Last night, I was dismayed. I was flipping through channels when I came across Anderson Cooper's CNN show. Last night's episode was on race and toddlers, in fact-it turned out to be a follow up on the original episode aired in May. As I was about to change the channel, Mr. Cooper posed the question, how biased are young children towards race? He then proceeded to describe a psychology experiment, first started in the1940s by two psychologists, Kenneth and Mamie Clark, in which dolls were used to determine children's attitudes and beliefs about race. In CNN's modern day version of the study, a child between the ages three and five years of age is shown a picture of a cartoon character, duplicated about five times across a page from left to right. The picture to the far left depicts the character as very light skinned, and through shades of darkening, the picture to the far right depicts the character as very dark skinned.
The experiment would begin with something like this, the examiner would ask the child a question regarding the character of the duplicated characters and the child would point the the corresponding shade of character.
"Which one is the dumb child?" White child points to the darkest skinned character, black child points to the darkest character, in response to the same question." Get it? It is important to note that every child during the experiment was alone with the interviewer. Needless to say, all children regardless of their skin color showed favorable bias towards the lightest skinned cartoon character and unfavorable bias towards the darkest skinned cartoon character.
Watching Anderson Cooper's show last night reminded me about a talk given by the novelist, Chimamanda Adichie, about the dangers of the single story. Ms. Adichie like myself was raised in Nigeria, and like myself grew up reading children's books by European authors. In her talk, Ms. Adichie jokes about being so inspired by the books she read, that she too began writing at an early age, about engaging in cultural activities she had never engaged in, such as playing in the snow. Even though she had never been outside Nigeria at the time. Ms. Adichie talks about how oblivious she was to her bias until she was introduced to children's literature written by African novelists. She talks about how stunned she was when she realized that children who looked like her could also exist in literature. According to Ms. Adichie, the danger of the single story occurs when we view a person, cultural populations or even ourselves from a one sided perspective. When others are viewed only by a "single story" we fail to take into account the complexities of human nature, in regards to the hopes, fears, talents and flaws that make up all human beings, and we objectify the person.

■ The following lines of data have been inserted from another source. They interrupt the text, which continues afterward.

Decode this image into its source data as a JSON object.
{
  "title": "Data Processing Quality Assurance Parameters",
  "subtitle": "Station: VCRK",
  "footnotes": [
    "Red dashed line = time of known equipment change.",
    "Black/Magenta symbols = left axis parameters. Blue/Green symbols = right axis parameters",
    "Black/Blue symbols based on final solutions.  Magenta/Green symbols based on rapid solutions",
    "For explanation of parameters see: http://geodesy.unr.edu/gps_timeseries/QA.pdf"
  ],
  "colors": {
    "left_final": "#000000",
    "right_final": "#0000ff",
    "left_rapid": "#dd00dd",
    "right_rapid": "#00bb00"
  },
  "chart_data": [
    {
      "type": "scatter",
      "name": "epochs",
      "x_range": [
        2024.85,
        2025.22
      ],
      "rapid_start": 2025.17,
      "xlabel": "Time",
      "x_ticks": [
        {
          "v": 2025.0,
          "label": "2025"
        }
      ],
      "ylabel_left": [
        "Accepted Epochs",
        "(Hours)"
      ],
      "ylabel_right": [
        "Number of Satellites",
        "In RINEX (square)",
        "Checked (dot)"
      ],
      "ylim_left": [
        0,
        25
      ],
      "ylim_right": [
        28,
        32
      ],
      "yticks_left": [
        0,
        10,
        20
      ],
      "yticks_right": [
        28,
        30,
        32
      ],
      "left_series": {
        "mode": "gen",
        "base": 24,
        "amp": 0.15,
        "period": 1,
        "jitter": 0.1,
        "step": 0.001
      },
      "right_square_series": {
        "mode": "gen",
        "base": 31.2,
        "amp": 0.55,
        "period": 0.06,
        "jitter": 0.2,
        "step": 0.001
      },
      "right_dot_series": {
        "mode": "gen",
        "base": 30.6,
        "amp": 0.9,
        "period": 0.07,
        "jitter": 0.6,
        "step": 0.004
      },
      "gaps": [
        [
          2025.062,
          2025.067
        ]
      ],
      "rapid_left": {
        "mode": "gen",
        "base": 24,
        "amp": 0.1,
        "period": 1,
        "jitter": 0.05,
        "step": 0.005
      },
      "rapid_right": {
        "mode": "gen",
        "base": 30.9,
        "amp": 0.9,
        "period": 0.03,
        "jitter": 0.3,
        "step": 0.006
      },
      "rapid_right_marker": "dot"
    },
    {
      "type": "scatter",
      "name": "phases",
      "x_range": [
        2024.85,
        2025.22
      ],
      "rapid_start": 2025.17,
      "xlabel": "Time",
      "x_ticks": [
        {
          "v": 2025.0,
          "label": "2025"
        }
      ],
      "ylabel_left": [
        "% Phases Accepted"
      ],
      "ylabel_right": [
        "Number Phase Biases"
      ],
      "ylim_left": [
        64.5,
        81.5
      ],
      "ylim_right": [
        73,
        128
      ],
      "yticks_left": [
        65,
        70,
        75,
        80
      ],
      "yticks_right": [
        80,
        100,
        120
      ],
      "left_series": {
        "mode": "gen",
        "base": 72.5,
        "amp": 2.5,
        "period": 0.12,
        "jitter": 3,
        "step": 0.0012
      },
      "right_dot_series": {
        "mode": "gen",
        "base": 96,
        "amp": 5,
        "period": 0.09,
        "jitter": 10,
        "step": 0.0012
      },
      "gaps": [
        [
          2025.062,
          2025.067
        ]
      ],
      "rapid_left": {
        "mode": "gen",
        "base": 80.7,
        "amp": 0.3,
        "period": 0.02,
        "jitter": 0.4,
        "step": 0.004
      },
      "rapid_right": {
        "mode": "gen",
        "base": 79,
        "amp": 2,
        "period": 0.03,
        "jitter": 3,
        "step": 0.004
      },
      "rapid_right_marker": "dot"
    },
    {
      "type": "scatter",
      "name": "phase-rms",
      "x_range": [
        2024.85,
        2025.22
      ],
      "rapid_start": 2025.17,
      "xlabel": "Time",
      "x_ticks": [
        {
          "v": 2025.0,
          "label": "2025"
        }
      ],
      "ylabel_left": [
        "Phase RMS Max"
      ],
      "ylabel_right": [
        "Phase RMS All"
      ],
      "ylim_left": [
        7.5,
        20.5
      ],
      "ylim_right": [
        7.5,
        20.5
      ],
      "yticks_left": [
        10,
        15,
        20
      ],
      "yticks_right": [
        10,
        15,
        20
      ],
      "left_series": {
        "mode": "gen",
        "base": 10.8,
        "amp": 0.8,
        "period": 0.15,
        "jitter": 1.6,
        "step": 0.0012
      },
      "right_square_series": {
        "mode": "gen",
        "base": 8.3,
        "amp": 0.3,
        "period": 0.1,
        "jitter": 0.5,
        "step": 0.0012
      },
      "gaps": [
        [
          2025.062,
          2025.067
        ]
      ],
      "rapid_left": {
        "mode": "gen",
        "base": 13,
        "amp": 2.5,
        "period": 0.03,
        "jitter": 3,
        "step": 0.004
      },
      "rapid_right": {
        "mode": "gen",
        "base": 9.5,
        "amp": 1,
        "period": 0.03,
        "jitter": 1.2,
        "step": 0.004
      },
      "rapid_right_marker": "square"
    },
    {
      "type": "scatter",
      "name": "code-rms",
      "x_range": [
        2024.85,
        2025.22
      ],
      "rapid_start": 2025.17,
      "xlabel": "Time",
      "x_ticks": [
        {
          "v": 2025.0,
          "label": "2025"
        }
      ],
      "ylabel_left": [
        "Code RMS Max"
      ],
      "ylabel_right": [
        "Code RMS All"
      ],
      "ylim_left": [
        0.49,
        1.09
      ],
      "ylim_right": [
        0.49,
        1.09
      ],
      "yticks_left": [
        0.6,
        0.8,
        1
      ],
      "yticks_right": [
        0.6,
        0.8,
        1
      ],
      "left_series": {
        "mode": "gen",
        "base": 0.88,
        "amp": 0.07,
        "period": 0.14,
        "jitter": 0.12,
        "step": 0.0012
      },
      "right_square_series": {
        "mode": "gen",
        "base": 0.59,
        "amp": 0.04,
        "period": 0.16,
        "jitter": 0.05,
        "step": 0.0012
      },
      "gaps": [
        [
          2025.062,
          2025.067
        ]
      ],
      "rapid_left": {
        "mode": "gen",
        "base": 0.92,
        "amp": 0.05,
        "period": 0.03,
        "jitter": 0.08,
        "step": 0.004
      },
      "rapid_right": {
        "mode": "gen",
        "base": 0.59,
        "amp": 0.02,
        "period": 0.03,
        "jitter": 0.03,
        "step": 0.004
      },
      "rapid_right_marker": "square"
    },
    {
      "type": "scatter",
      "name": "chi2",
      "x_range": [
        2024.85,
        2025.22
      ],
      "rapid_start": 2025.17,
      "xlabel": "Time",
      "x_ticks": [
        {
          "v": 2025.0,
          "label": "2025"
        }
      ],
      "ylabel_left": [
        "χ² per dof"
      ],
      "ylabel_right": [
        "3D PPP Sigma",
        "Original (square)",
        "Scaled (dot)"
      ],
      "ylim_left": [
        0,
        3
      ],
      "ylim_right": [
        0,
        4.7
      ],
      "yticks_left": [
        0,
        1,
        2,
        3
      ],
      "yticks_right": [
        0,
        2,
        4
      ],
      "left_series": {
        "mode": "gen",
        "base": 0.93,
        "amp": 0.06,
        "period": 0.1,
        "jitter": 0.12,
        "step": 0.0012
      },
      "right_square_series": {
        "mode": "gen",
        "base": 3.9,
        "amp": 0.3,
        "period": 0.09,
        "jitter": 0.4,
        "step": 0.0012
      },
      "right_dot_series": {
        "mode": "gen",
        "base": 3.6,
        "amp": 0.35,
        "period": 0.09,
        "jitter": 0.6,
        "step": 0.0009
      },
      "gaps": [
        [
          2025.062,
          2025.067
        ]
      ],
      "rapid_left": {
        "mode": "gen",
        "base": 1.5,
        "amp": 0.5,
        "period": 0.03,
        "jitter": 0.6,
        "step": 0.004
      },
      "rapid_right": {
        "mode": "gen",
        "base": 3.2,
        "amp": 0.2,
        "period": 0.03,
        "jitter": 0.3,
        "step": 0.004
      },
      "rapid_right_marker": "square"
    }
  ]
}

As sad as I felt watching Anderson Cooper's show last night, I felt hopeful. I felt hopeful for two reasons. The first reason is that I now realize my task as a parent in teaching my two young children about empathy for self and others. The second reason is that I also came across a book tittled, "I Am Me And You Are You".
The book is written by Eva Marie Cote and illustrated by Tom Myers. "I Am Me And You Are You", is a wonderful children's book to help children understand it's okay to feel good about being who they are. Whether it is in regards to physical attributes, religion and culture. I personally enjoy how the book uses animals as analogies to highlight why differences are okay and the importance of each animal being and looking the way they are. I personally will use this book with my three year old as an introduction into the conversation about self love, and empathy for self and others.
In referencing back to Anderson Cooper's show, every parent whose child participated in the study seemed stunned. In fact, the follow up was based on what the parents where doing to better educate their children. But after some thought, that's not surprising, since it does take a village to raise a child. With the powerful influence mass media yields in our lives, our collective world while bigger, is much smaller when compared to communication in decades and centuries past.